Golden Join Senate In Final Passage Of Two Important Pieces Of Public Safety Legislation

 

Albany- The New York State Senate this week passed important pieces of public safety legislation S.8441 and S.8446, that will eliminate the statue of limitations for rape victims and that will expand the DNA database in New York.

Senate Bill 8441 will eliminate the statute of limitations for rape victims and extend the civil statute of limitations, from one year to five years. Senate Bill 8446 will expand the DNA database by including DNA samples from criminals convicted of all felonies and the most common misdemeanors. The bills represent an agreement with the Assembly.

"Rape and sexual assault are violent crimes committed by violent people," said Senator Golden. "If DNA evidence is available, there is no reason why these criminals should escape prosecution merely because they were lucky enough not to get caught. These crimes have a lifelong impact on their victims. I’m pleased that the Assembly has finally agreed to pass this measure and close a loophole that allows dangerous criminals to evade justice."

"There is no statute of limitations on the pain and anguish constantly endured by the victims of violent crimes, and with this measure, there will be no statute of limitations on prosecuting the barbaric criminals who commit these heinous crimes," continued Senator Marty Golden.

The bill eliminates the statute of limitations for the criminal prosecution of Class B felony sexual assault crimes including: first degree rape, first degree criminal sexual act (formerly called sodomy), first degree aggravated sexual abuse and first degree course of sexual conduct against a child.

In addition, the agreement will extend from one year to five years, the civil statute of limitations, giving rape victims a longer period of time to pursue legal recourse from their attackers.

The New York State Senate also passed legislation that would expand the DNA database by including DNA samples from criminals convicted of all felonies and the most common misdemeanors. The bill represents an agreement with the State Assembly.

"The DNA databank is a powerful tool that law enforcement can use to prosecute criminals and protect victims," Senator Marty Golden said. "Expanding the database to include tens of thousands of additional DNA samples means career criminals won’t be able to roam free, committing more crimes. After many years of pushing for this expansion, I’m pleased we are enacting it into law."
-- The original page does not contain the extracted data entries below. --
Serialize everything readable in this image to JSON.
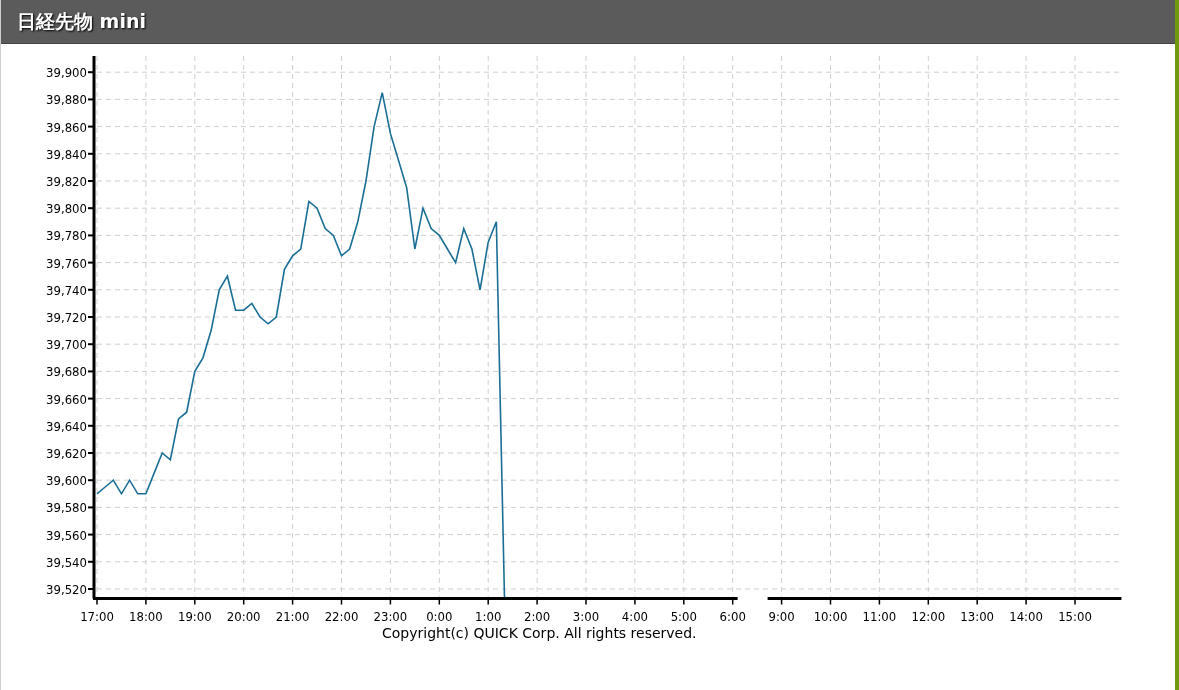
{
  "header": {
    "title": "日経先物 mini"
  },
  "chart": {
    "chart_data": {
      "type": "line",
      "grid": true,
      "ylim": [
        39513,
        39912
      ],
      "categories": [
        "17:00",
        null,
        null,
        null,
        null,
        null,
        "18:00",
        null,
        null,
        null,
        null,
        null,
        "19:00",
        null,
        null,
        null,
        null,
        null,
        "20:00",
        null,
        null,
        null,
        null,
        null,
        "21:00",
        null,
        null,
        null,
        null,
        null,
        "22:00",
        null,
        null,
        null,
        null,
        null,
        "23:00",
        null,
        null,
        null,
        null,
        null,
        "0:00",
        null,
        null,
        null,
        null,
        null,
        "1:00",
        null,
        null,
        null,
        null,
        null,
        "2:00",
        null,
        null,
        null,
        null,
        null,
        "3:00",
        null,
        null,
        null,
        null,
        null,
        "4:00",
        null,
        null,
        null,
        null,
        null,
        "5:00",
        null,
        null,
        null,
        null,
        null,
        "6:00",
        null,
        null,
        null,
        null,
        null,
        "9:00",
        null,
        null,
        null,
        null,
        null,
        "10:00",
        null,
        null,
        null,
        null,
        null,
        "11:00",
        null,
        null,
        null,
        null,
        null,
        "12:00",
        null,
        null,
        null,
        null,
        null,
        "13:00",
        null,
        null,
        null,
        null,
        null,
        "14:00",
        null,
        null,
        null,
        null,
        null,
        "15:00",
        null,
        null,
        null,
        null,
        null
      ],
      "yticks": [
        {
          "value": 39520,
          "label": "39,520"
        },
        {
          "value": 39540,
          "label": "39,540"
        },
        {
          "value": 39560,
          "label": "39,560"
        },
        {
          "value": 39580,
          "label": "39,580"
        },
        {
          "value": 39600,
          "label": "39,600"
        },
        {
          "value": 39620,
          "label": "39,620"
        },
        {
          "value": 39640,
          "label": "39,640"
        },
        {
          "value": 39660,
          "label": "39,660"
        },
        {
          "value": 39680,
          "label": "39,680"
        },
        {
          "value": 39700,
          "label": "39,700"
        },
        {
          "value": 39720,
          "label": "39,720"
        },
        {
          "value": 39740,
          "label": "39,740"
        },
        {
          "value": 39760,
          "label": "39,760"
        },
        {
          "value": 39780,
          "label": "39,780"
        },
        {
          "value": 39800,
          "label": "39,800"
        },
        {
          "value": 39820,
          "label": "39,820"
        },
        {
          "value": 39840,
          "label": "39,840"
        },
        {
          "value": 39860,
          "label": "39,860"
        },
        {
          "value": 39880,
          "label": "39,880"
        },
        {
          "value": 39900,
          "label": "39,900"
        }
      ],
      "series": [
        {
          "color": "#1a6e96",
          "values": [
            39590,
            39595,
            39600,
            39590,
            39600,
            39590,
            39590,
            39605,
            39620,
            39615,
            39645,
            39650,
            39680,
            39690,
            39710,
            39740,
            39750,
            39725,
            39725,
            39730,
            39720,
            39715,
            39720,
            39755,
            39765,
            39770,
            39805,
            39800,
            39785,
            39780,
            39765,
            39770,
            39790,
            39820,
            39860,
            39885,
            39855,
            39835,
            39815,
            39770,
            39800,
            39785,
            39780,
            39770,
            39760,
            39785,
            39770,
            39740,
            39775,
            39790,
            39513,
            null,
            null,
            null,
            null,
            null,
            null,
            null,
            null,
            null,
            null,
            null,
            null,
            null,
            null,
            null,
            null,
            null,
            null,
            null,
            null,
            null,
            null,
            null,
            null,
            null,
            null,
            null,
            null,
            null,
            null,
            null,
            null,
            null,
            null,
            null,
            null,
            null,
            null,
            null,
            null,
            null,
            null,
            null,
            null,
            null,
            null,
            null,
            null,
            null,
            null,
            null,
            null,
            null,
            null,
            null,
            null,
            null,
            null,
            null,
            null,
            null,
            null,
            null,
            null,
            null,
            null,
            null,
            null,
            null,
            null,
            null,
            null,
            null,
            null,
            null
          ]
        }
      ]
    }
  },
  "copyright": "Copyright(c) QUICK Corp. All rights reserved."
}
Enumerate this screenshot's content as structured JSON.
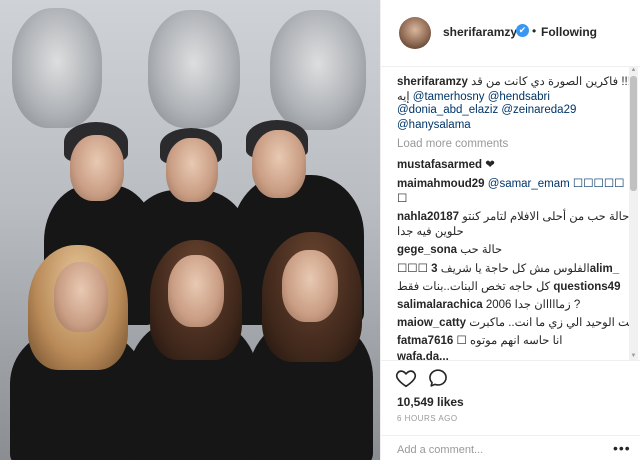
{
  "header": {
    "username": "sherifaramzy",
    "verified_glyph": "✔",
    "separator": "•",
    "follow_status": "Following"
  },
  "caption": {
    "username": "sherifaramzy",
    "line1": "يا!!!!!!!!!! فاكرين الصورة دي كانت من قد",
    "line2_text": "إيه",
    "line2_mention": "@tamerhosny @hendsabri",
    "line3_mention": "@donia_abd_elaziz @zeinareda29",
    "line4_mention": "@hanysalama"
  },
  "load_more": "Load more comments",
  "comments": [
    {
      "user": "mustafasarmed",
      "text": "❤",
      "cont": ""
    },
    {
      "user": "maimahmoud29",
      "text": "@samar_emam ☐☐☐☐☐",
      "cont": "☐"
    },
    {
      "user": "nahla20187",
      "text": "حالة حب من أحلى الافلام لتامر كنتو",
      "cont": "حلوين فيه جدا"
    },
    {
      "user": "gege_sona",
      "text": "حالة حب",
      "cont": ""
    },
    {
      "user": "3alim_",
      "text": "☐☐☐ الفلوس مش كل حاجة يا شريف",
      "cont": ""
    },
    {
      "user": "questions49",
      "text": "كل حاجه تخص البنات..بنات فقط",
      "cont": ""
    },
    {
      "user": "salimalarachica",
      "text": "زمااااان جدا 2006 ?",
      "cont": ""
    },
    {
      "user": "maiow_catty",
      "text": "انت الوحيد الي زي ما انت.. ماكبرت",
      "cont": ""
    },
    {
      "user": "fatma7616",
      "text": "☐ انا حاسه انهم موتوه",
      "cont": ""
    },
    {
      "user": "wafa.da...",
      "text": "",
      "cont": ""
    }
  ],
  "actions": {
    "like_icon": "heart-icon",
    "comment_icon": "comment-icon",
    "likes": "10,549 likes",
    "time": "6 HOURS AGO",
    "add_comment_placeholder": "Add a comment...",
    "more_glyph": "•••"
  },
  "scrollbar": {
    "up": "▲",
    "down": "▼"
  }
}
"Expanding the DNA databank with samples from more convicted criminals will help police prevent and solve countless crimes," Senate Majority Leader Joseph L. Bruno said. "Especially the inclusion of petit larceny, one of the most common convictions in the State, which will add DNA samples from thousands of criminals who could move on to bigger, more harmful crimes so they can be caught, prosecuted and put in jail."

The agreement on the DNA databank would triple the size of existing database by including DNA samples from criminals convicted of all felonies and 18 common misdemeanors including:

Menacing in the 2nd and 3rd degrees Reckless endangerment in the 2nd degree

Petit larceny Stalking in the 3rd and 4th degrees
Unlawful imprisonment in the 2nd degree Criminal trespass in the 2nd degree
Possession of burglars tools Sexual abuse in the 3rd degree
Forceable touching Endangering the welfare of a child
Endangering the welfare of a of an incompetent or physically disabled person

The bills were sent to the Assembly.